🤖 AI Summary
This paper addresses the challenge of multiple linear form testing under low-rank matrix completion in large-scale recommender systems, where statistical inference must account for estimation bias, variance, and inter-entry dependencies. Method: We propose a novel statistical inference framework that constructs a new test statistic with exact marginal and joint asymptotic distributions, integrated with data splitting and symmetric aggregation to mitigate dependency and improve robustness. Contribution/Results: To our knowledge, this is the first method achieving rigorous false discovery rate (FDR) control and high statistical power under low-rank constraints. Theoretically, it guarantees FDR control and bounded power under near-optimal sample complexity. Empirical evaluations on synthetic and real-world recommendation datasets demonstrate superior FDR robustness and significantly higher power compared to state-of-the-art baselines.
📝 Abstract
Many important tasks of large-scale recommender systems can be naturally cast as testing multiple linear forms for noisy matrix completion.

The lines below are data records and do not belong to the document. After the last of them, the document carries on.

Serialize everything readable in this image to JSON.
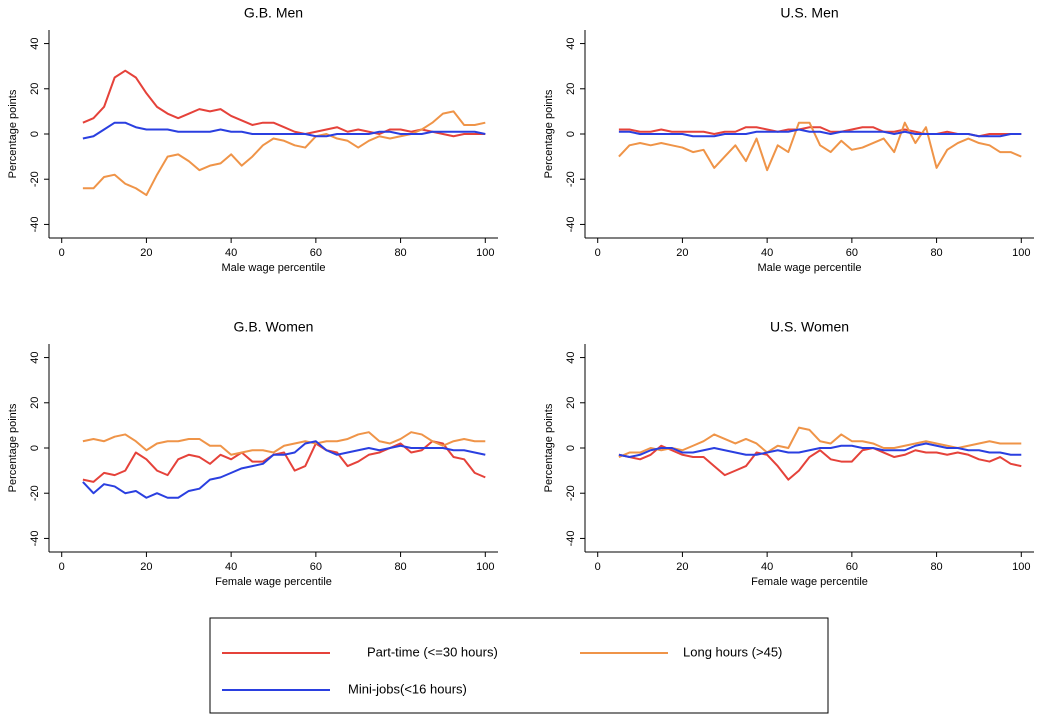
{
  "chart_data": [
    {
      "type": "line",
      "title": "G.B. Men",
      "xlabel": "Male wage percentile",
      "ylabel": "Percentage points",
      "x": [
        5,
        7.5,
        10,
        12.5,
        15,
        17.5,
        20,
        22.5,
        25,
        27.5,
        30,
        32.5,
        35,
        37.5,
        40,
        42.5,
        45,
        47.5,
        50,
        52.5,
        55,
        57.5,
        60,
        62.5,
        65,
        67.5,
        70,
        72.5,
        75,
        77.5,
        80,
        82.5,
        85,
        87.5,
        90,
        92.5,
        95,
        97.5,
        100
      ],
      "xlim": [
        -3,
        103
      ],
      "ylim": [
        -46,
        46
      ],
      "xticks": [
        0,
        20,
        40,
        60,
        80,
        100
      ],
      "yticks": [
        -40,
        -20,
        0,
        20,
        40
      ],
      "series": [
        {
          "name": "Part-time (<=30 hours)",
          "color": "#e5423a",
          "values": [
            5,
            7,
            12,
            25,
            28,
            25,
            18,
            12,
            9,
            7,
            9,
            11,
            10,
            11,
            8,
            6,
            4,
            5,
            5,
            3,
            1,
            0,
            1,
            2,
            3,
            1,
            2,
            1,
            0,
            2,
            2,
            1,
            2,
            1,
            0,
            -1,
            0,
            0,
            0
          ]
        },
        {
          "name": "Long hours (>45)",
          "color": "#ef9448",
          "values": [
            -24,
            -24,
            -19,
            -18,
            -22,
            -24,
            -27,
            -18,
            -10,
            -9,
            -12,
            -16,
            -14,
            -13,
            -9,
            -14,
            -10,
            -5,
            -2,
            -3,
            -5,
            -6,
            -1,
            0,
            -2,
            -3,
            -6,
            -3,
            -1,
            -2,
            -1,
            0,
            2,
            5,
            9,
            10,
            4,
            4,
            5
          ]
        },
        {
          "name": "Mini-jobs(<16 hours)",
          "color": "#2a3fe0",
          "values": [
            -2,
            -1,
            2,
            5,
            5,
            3,
            2,
            2,
            2,
            1,
            1,
            1,
            1,
            2,
            1,
            1,
            0,
            0,
            0,
            0,
            0,
            0,
            -1,
            -1,
            0,
            0,
            0,
            0,
            1,
            1,
            0,
            0,
            0,
            1,
            1,
            1,
            1,
            1,
            0
          ]
        }
      ]
    },
    {
      "type": "line",
      "title": "U.S. Men",
      "xlabel": "Male wage percentile",
      "ylabel": "Percentage points",
      "x": [
        5,
        7.5,
        10,
        12.5,
        15,
        17.5,
        20,
        22.5,
        25,
        27.5,
        30,
        32.5,
        35,
        37.5,
        40,
        42.5,
        45,
        47.5,
        50,
        52.5,
        55,
        57.5,
        60,
        62.5,
        65,
        67.5,
        70,
        72.5,
        75,
        77.5,
        80,
        82.5,
        85,
        87.5,
        90,
        92.5,
        95,
        97.5,
        100
      ],
      "xlim": [
        -3,
        103
      ],
      "ylim": [
        -46,
        46
      ],
      "xticks": [
        0,
        20,
        40,
        60,
        80,
        100
      ],
      "yticks": [
        -40,
        -20,
        0,
        20,
        40
      ],
      "series": [
        {
          "color": "#e5423a",
          "values": [
            2,
            2,
            1,
            1,
            2,
            1,
            1,
            1,
            1,
            0,
            1,
            1,
            3,
            3,
            2,
            1,
            2,
            2,
            3,
            3,
            1,
            1,
            2,
            3,
            3,
            1,
            1,
            2,
            1,
            0,
            0,
            1,
            0,
            0,
            -1,
            0,
            0,
            0,
            0
          ]
        },
        {
          "color": "#ef9448",
          "values": [
            -10,
            -5,
            -4,
            -5,
            -4,
            -5,
            -6,
            -8,
            -7,
            -15,
            -10,
            -5,
            -12,
            -2,
            -16,
            -5,
            -8,
            5,
            5,
            -5,
            -8,
            -3,
            -7,
            -6,
            -4,
            -2,
            -8,
            5,
            -4,
            3,
            -15,
            -7,
            -4,
            -2,
            -4,
            -5,
            -8,
            -8,
            -10
          ]
        },
        {
          "color": "#2a3fe0",
          "values": [
            1,
            1,
            0,
            0,
            0,
            0,
            0,
            -1,
            -1,
            -1,
            0,
            0,
            0,
            1,
            1,
            1,
            1,
            2,
            1,
            1,
            0,
            1,
            1,
            1,
            1,
            1,
            0,
            1,
            0,
            0,
            0,
            0,
            0,
            0,
            -1,
            -1,
            -1,
            0,
            0
          ]
        }
      ]
    },
    {
      "type": "line",
      "title": "G.B. Women",
      "xlabel": "Female wage percentile",
      "ylabel": "Percentage points",
      "x": [
        5,
        7.5,
        10,
        12.5,
        15,
        17.5,
        20,
        22.5,
        25,
        27.5,
        30,
        32.5,
        35,
        37.5,
        40,
        42.5,
        45,
        47.5,
        50,
        52.5,
        55,
        57.5,
        60,
        62.5,
        65,
        67.5,
        70,
        72.5,
        75,
        77.5,
        80,
        82.5,
        85,
        87.5,
        90,
        92.5,
        95,
        97.5,
        100
      ],
      "xlim": [
        -3,
        103
      ],
      "ylim": [
        -46,
        46
      ],
      "xticks": [
        0,
        20,
        40,
        60,
        80,
        100
      ],
      "yticks": [
        -40,
        -20,
        0,
        20,
        40
      ],
      "series": [
        {
          "color": "#e5423a",
          "values": [
            -14,
            -15,
            -11,
            -12,
            -10,
            -2,
            -5,
            -10,
            -12,
            -5,
            -3,
            -4,
            -7,
            -3,
            -5,
            -2,
            -6,
            -6,
            -3,
            -2,
            -10,
            -8,
            2,
            -1,
            -2,
            -8,
            -6,
            -3,
            -2,
            0,
            2,
            -2,
            -1,
            3,
            2,
            -4,
            -5,
            -11,
            -13
          ]
        },
        {
          "color": "#ef9448",
          "values": [
            3,
            4,
            3,
            5,
            6,
            3,
            -1,
            2,
            3,
            3,
            4,
            4,
            1,
            1,
            -3,
            -2,
            -1,
            -1,
            -2,
            1,
            2,
            3,
            2,
            3,
            3,
            4,
            6,
            7,
            3,
            2,
            4,
            7,
            6,
            3,
            1,
            3,
            4,
            3,
            3
          ]
        },
        {
          "color": "#2a3fe0",
          "values": [
            -15,
            -20,
            -16,
            -17,
            -20,
            -19,
            -22,
            -20,
            -22,
            -22,
            -19,
            -18,
            -14,
            -13,
            -11,
            -9,
            -8,
            -7,
            -3,
            -3,
            -2,
            2,
            3,
            -1,
            -3,
            -2,
            -1,
            0,
            -1,
            0,
            1,
            0,
            0,
            0,
            0,
            -1,
            -1,
            -2,
            -3
          ]
        }
      ]
    },
    {
      "type": "line",
      "title": "U.S. Women",
      "xlabel": "Female wage percentile",
      "ylabel": "Percentage points",
      "x": [
        5,
        7.5,
        10,
        12.5,
        15,
        17.5,
        20,
        22.5,
        25,
        27.5,
        30,
        32.5,
        35,
        37.5,
        40,
        42.5,
        45,
        47.5,
        50,
        52.5,
        55,
        57.5,
        60,
        62.5,
        65,
        67.5,
        70,
        72.5,
        75,
        77.5,
        80,
        82.5,
        85,
        87.5,
        90,
        92.5,
        95,
        97.5,
        100
      ],
      "xlim": [
        -3,
        103
      ],
      "ylim": [
        -46,
        46
      ],
      "xticks": [
        0,
        20,
        40,
        60,
        80,
        100
      ],
      "yticks": [
        -40,
        -20,
        0,
        20,
        40
      ],
      "series": [
        {
          "color": "#e5423a",
          "values": [
            -3,
            -4,
            -5,
            -3,
            1,
            -1,
            -3,
            -4,
            -4,
            -8,
            -12,
            -10,
            -8,
            -2,
            -3,
            -8,
            -14,
            -10,
            -4,
            -1,
            -5,
            -6,
            -6,
            -1,
            0,
            -2,
            -4,
            -3,
            -1,
            -2,
            -2,
            -3,
            -2,
            -3,
            -5,
            -6,
            -4,
            -7,
            -8
          ]
        },
        {
          "color": "#ef9448",
          "values": [
            -4,
            -2,
            -2,
            0,
            -1,
            0,
            -1,
            1,
            3,
            6,
            4,
            2,
            4,
            2,
            -2,
            1,
            0,
            9,
            8,
            3,
            2,
            6,
            3,
            3,
            2,
            0,
            0,
            1,
            2,
            3,
            2,
            1,
            0,
            1,
            2,
            3,
            2,
            2,
            2
          ]
        },
        {
          "color": "#2a3fe0",
          "values": [
            -3,
            -4,
            -3,
            -1,
            0,
            0,
            -2,
            -2,
            -1,
            0,
            -1,
            -2,
            -3,
            -3,
            -2,
            -1,
            -2,
            -2,
            -1,
            0,
            0,
            1,
            1,
            0,
            0,
            -1,
            -1,
            -1,
            1,
            2,
            1,
            0,
            0,
            -1,
            -1,
            -2,
            -2,
            -3,
            -3
          ]
        }
      ]
    }
  ]
}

These problems, however, present unique challenges because of the subtle bias-and-variance tradeoff of and an intricate dependence among the estimated entries induced by the low-rank structure. In this paper, we develop a general approach to overcome these difficulties by introducing new statistics for individual tests with sharp asymptotics both marginally and jointly, and utilizing them to control the false discovery rate (FDR) via a data splitting and symmetric aggregation scheme. We show that valid FDR control can be achieved with guaranteed power under nearly optimal sample size requirements using the proposed methodology. Extensive numerical simulations and real data examples are also presented to further illustrate its practical merits.